Prompt Images
You chose to make Chicken Piccata mostly because you found the name humorous as a child. You thought “piccata” was one of the words in the preamble to the opening of Laverne & Shirley, or perhaps it was something Ramona Quimby would say. You’re a grown adult now, and the dish remains a standard fare, so it’s time for you to cook.
You pull the well-used copy of 1,001 Dishes from the shelf, gripping it tight in your arms. The binding is suspect in several locations thanks to multiple decades of use, but it hasn’t failed you yet.
Even though Chicken Piccata is new to you, as you flip the book open, like a strong wind blowing through a window, the book flops open like a rag doll. Your eye is drawn to the hearty ingredient list like you found Waldo in a sea of lookalikes. With everything laid out, prepped, chopped, measured, and portioned, it’s time to cook.
You’ve made chicken similar to this before, so the practice comes to you with well-trained muscle memory. After the decorating of the chicken in its preparatory coating, you look to read the next step.
As you reach for the knife, you pause and go back to read the step again.
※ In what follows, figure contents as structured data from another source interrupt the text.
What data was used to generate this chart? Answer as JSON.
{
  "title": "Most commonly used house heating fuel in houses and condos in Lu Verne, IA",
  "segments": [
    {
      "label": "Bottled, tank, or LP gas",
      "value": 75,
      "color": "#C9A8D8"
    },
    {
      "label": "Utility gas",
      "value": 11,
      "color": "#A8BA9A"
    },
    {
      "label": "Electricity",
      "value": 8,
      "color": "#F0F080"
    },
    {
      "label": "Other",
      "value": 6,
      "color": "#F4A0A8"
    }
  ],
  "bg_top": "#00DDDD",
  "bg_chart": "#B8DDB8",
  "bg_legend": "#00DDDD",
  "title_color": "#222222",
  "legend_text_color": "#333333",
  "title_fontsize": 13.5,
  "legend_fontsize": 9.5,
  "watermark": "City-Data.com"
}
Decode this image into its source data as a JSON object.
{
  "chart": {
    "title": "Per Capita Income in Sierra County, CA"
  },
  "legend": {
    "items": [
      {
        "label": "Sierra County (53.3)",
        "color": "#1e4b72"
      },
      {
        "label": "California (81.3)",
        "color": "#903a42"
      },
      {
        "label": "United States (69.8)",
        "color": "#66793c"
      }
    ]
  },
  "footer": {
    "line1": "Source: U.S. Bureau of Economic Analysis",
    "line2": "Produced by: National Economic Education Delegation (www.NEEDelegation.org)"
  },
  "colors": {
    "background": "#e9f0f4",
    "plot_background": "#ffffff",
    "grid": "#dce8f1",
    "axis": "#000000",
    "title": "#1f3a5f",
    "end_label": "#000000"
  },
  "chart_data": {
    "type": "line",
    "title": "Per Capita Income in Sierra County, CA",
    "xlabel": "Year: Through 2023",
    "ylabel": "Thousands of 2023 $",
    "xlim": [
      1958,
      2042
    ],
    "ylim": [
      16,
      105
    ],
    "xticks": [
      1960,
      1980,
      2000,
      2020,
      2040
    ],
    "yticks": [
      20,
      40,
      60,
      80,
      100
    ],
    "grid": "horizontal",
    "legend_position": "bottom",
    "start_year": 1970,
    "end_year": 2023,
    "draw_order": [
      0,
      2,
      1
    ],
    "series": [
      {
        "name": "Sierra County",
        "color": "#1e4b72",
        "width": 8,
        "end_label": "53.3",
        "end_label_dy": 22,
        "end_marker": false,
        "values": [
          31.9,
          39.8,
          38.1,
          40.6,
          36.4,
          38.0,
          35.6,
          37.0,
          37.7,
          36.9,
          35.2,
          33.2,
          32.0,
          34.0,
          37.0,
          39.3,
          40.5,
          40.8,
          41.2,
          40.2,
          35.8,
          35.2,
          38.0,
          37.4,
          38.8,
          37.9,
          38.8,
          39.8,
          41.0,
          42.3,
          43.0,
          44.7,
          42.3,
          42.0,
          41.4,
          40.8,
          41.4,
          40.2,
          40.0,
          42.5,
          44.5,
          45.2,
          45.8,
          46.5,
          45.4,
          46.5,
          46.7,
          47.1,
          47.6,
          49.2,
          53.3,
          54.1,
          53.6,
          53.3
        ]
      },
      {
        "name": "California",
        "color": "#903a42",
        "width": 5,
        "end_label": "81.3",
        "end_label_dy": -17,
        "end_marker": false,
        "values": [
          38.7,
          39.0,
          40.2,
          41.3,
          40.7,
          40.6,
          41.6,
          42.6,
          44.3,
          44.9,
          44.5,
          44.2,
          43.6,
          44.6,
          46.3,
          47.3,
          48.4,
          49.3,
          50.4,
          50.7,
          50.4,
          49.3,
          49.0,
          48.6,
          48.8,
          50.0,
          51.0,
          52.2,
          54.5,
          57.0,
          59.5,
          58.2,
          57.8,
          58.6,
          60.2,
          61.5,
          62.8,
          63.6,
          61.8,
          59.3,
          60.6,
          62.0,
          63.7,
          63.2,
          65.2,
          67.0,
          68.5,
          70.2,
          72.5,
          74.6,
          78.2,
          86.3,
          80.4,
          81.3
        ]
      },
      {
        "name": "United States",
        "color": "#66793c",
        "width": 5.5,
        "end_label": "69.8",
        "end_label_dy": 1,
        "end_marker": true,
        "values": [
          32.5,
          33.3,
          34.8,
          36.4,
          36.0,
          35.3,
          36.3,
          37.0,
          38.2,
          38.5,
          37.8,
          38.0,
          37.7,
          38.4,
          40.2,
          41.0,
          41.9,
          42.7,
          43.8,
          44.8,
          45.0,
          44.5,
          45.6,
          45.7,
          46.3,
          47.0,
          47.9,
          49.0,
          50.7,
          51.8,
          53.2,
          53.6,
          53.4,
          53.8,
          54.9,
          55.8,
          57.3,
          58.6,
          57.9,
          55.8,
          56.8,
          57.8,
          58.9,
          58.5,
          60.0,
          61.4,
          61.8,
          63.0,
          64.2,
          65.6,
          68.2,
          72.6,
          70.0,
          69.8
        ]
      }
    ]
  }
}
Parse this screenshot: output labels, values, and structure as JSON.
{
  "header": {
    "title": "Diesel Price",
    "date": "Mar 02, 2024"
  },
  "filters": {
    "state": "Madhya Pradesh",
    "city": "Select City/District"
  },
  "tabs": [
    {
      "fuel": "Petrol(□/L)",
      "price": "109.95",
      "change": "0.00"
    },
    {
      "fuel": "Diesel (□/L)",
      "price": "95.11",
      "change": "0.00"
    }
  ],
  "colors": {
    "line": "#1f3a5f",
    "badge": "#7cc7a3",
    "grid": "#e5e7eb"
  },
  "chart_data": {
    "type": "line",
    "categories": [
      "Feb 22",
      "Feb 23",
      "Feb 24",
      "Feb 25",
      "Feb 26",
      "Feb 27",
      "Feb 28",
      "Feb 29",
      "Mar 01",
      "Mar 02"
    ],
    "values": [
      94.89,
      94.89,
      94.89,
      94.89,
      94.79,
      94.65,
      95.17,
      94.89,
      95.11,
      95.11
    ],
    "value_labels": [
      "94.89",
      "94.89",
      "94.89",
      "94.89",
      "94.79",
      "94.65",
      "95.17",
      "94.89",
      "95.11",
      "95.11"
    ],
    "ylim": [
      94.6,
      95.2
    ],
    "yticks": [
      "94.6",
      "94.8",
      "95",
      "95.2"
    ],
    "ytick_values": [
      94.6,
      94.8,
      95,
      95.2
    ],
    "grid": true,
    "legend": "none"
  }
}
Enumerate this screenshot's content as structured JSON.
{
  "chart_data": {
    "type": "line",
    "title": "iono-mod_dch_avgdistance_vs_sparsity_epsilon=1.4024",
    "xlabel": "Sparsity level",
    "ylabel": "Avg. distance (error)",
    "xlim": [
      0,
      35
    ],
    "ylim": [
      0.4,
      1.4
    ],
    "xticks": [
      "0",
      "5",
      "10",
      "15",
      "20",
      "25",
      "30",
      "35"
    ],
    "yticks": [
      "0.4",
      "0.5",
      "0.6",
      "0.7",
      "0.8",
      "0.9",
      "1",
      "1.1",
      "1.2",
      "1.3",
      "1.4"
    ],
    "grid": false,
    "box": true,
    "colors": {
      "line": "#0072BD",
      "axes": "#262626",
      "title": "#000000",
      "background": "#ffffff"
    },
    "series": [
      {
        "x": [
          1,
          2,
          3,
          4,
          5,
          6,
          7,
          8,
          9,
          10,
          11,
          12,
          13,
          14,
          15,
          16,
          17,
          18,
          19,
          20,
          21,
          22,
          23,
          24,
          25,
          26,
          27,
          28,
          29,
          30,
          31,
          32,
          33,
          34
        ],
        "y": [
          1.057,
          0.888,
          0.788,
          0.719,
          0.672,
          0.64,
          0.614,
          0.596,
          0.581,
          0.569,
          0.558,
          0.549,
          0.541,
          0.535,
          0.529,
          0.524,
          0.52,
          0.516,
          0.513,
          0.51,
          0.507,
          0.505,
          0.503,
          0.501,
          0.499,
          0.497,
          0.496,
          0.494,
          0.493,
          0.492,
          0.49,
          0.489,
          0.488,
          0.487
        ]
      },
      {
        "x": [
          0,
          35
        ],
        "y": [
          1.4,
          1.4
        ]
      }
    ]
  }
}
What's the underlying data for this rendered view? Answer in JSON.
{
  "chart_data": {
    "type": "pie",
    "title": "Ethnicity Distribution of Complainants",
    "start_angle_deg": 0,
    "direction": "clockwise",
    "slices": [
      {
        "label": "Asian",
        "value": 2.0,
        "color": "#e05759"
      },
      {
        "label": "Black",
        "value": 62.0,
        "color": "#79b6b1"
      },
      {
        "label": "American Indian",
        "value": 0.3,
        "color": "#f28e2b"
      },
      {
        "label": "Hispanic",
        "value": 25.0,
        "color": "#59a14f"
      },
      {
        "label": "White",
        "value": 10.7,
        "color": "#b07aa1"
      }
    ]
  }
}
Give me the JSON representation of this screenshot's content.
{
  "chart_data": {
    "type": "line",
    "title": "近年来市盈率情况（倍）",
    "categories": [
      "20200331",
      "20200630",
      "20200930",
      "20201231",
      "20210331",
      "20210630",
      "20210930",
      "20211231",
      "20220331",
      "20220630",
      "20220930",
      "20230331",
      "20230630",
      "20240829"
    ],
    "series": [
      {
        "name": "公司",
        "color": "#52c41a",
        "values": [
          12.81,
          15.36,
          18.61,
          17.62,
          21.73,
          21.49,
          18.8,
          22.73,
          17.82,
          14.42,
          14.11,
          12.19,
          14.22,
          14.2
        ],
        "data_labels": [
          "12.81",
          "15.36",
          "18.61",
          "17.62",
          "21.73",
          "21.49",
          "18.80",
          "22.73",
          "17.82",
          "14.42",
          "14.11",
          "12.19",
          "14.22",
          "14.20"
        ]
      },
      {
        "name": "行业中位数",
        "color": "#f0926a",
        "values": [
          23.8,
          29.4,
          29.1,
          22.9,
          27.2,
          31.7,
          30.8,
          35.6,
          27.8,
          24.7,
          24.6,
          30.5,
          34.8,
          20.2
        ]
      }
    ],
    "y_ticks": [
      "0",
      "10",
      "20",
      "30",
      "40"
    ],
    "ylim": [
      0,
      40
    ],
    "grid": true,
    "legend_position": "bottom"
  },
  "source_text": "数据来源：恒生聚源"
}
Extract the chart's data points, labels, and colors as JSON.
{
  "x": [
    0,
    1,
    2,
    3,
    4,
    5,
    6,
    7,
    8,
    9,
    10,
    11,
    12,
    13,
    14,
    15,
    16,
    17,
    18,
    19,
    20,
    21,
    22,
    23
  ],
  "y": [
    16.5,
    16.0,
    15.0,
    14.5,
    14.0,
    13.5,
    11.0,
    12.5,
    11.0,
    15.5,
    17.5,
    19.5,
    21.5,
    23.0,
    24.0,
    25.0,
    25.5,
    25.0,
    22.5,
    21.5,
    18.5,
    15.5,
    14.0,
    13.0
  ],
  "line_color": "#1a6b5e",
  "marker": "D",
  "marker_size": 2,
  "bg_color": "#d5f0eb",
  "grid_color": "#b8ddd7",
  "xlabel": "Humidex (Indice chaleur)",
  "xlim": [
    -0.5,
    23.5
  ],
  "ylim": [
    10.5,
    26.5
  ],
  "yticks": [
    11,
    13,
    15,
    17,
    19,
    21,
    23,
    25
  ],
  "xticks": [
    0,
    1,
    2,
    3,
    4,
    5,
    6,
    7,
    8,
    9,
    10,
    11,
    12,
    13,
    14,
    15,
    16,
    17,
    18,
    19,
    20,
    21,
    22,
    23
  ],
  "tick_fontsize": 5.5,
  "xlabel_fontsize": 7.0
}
Perhaps the pan is smoking and your vision is impaired.
With several blinks of your eyes, you look outside your kitchen window to see if the weather is different, if your neighbor purchased a new car, or if a unicorn walked into your yard. The same gray skies, old jalopy, and your dead grass remain, so your attention goes back to the pan.
The chicken and the oil and butter combo fill your kitchen with the smell of a great meal in progress. Your stomach wakes and reminds you of the emptiness inside. “Hang in there,” you say to yourself.
You grab the first dinner plate atop the pile in the cabinet and place it near the stove. The chicken is flipped and your stomach growls. A quick glance at the timer tells you you’ve got time for a little snack. Bounding to the fridge, the final package of string cheese awaits you in the cheese drawer. Thwarting convention of socially dictated cheese consumption practices, you tear open the plastic, and bite the top off the exposed end of the string cheese, savoring the dairy goodness. A glance at the chicken tells you it’s time to focus again on the meal in development, so it’s back to the cookbook for your next step.
You toss the quarter-eaten string cheese onto the counter and look again outside. No elves or wizards. No merry pranksters. Shaking your head vigorously, as if your brain operated like a blender with a pasty food concoction plastered to one side of the glass, you turn your back on the book and return to the chicken, adding the finished portions to the plate.
You turn around and face the cookbook, now at a distance like it is a suspicious dog that wandered into the neighborhood. The dish must still be finished, so back to it you go.
Without hesitation, you activate the fan. There’s a sign from above and you won’t mess with it any more.
You look out to the dining room, and your lovely wife is sitting at the table, scrolling through Instagram after a long day of meetings that were unnecessary from the get-go. She looks up at you, smiles, and asks, “Need my help?”
“No,” you say with a smile. “Almost done here, sweetie.”
With one more cautious stare over your shoulder, you see the cookbook in the same spread-eagle posture, harmlessly sitting on the counter. Nonetheless, the meal is almost ready and you remember there’s one more step.
You add one tablespoon of butter to the pan, and while whisking vigorously, you engage your core and contract your abs in some form of standing plank that isn’t really exercise. You consider doing five squats as well, but imagining whisking the scalding butter atop your head seems dangerous and stupid.
After plating the chicken and a portion of green beans on two plates, you walk to the dining room, and find your wife pouring two glasses of chilled white wine.
“Wine. What a good… idea,” you say, looking back through the threshold into the kitchen. The cookbook remains lying splayed on the counter, a lifeless slab of papers and glue.
“I don’t know,” your wife says. “I suddenly had a hankering for wine. What a great complement to this meal, huh?”
The two of you dig into the dish and the vibrant citrus and perfectly cooked chicken meld together magnificently. You’re relieved it tastes good, but are surprised as your wife voices her pleasure louder than any previous meal.
“Oh my GOD. This is so good. What recipe is this?”
Before you can answer, she gets up and runs to the kitchen.
“Honey,” she says to you. “This is Chicken Piccata, right?”
“Yes,” you say, completely unaware of what she sees.
“It’s not in this book.”
You get up and walk to where she stands over the cookbook. On the page before the two of you are two chicken recipes, neither of which say “piccata” anywhere on the page.
“Oh yeah,” you say. “I was going to make the Chicken Saltimbocca, but decided I was in the mood for piccata instead.”
“Such an amazing chef,” your wife says, kissing you on the cheek, before returning to her seat.
You look down at the cookbook once more and see two empty pages. You flip a page and find two more empty pages, then two more, and two more after that. The entire book is empty.
“Honey, you coming back?” your wife asks.
You flip one more page and see in bold letters in the middle of the empty space.
Guess you don’t need me anymore. Good luck, and enjoy the salmonella.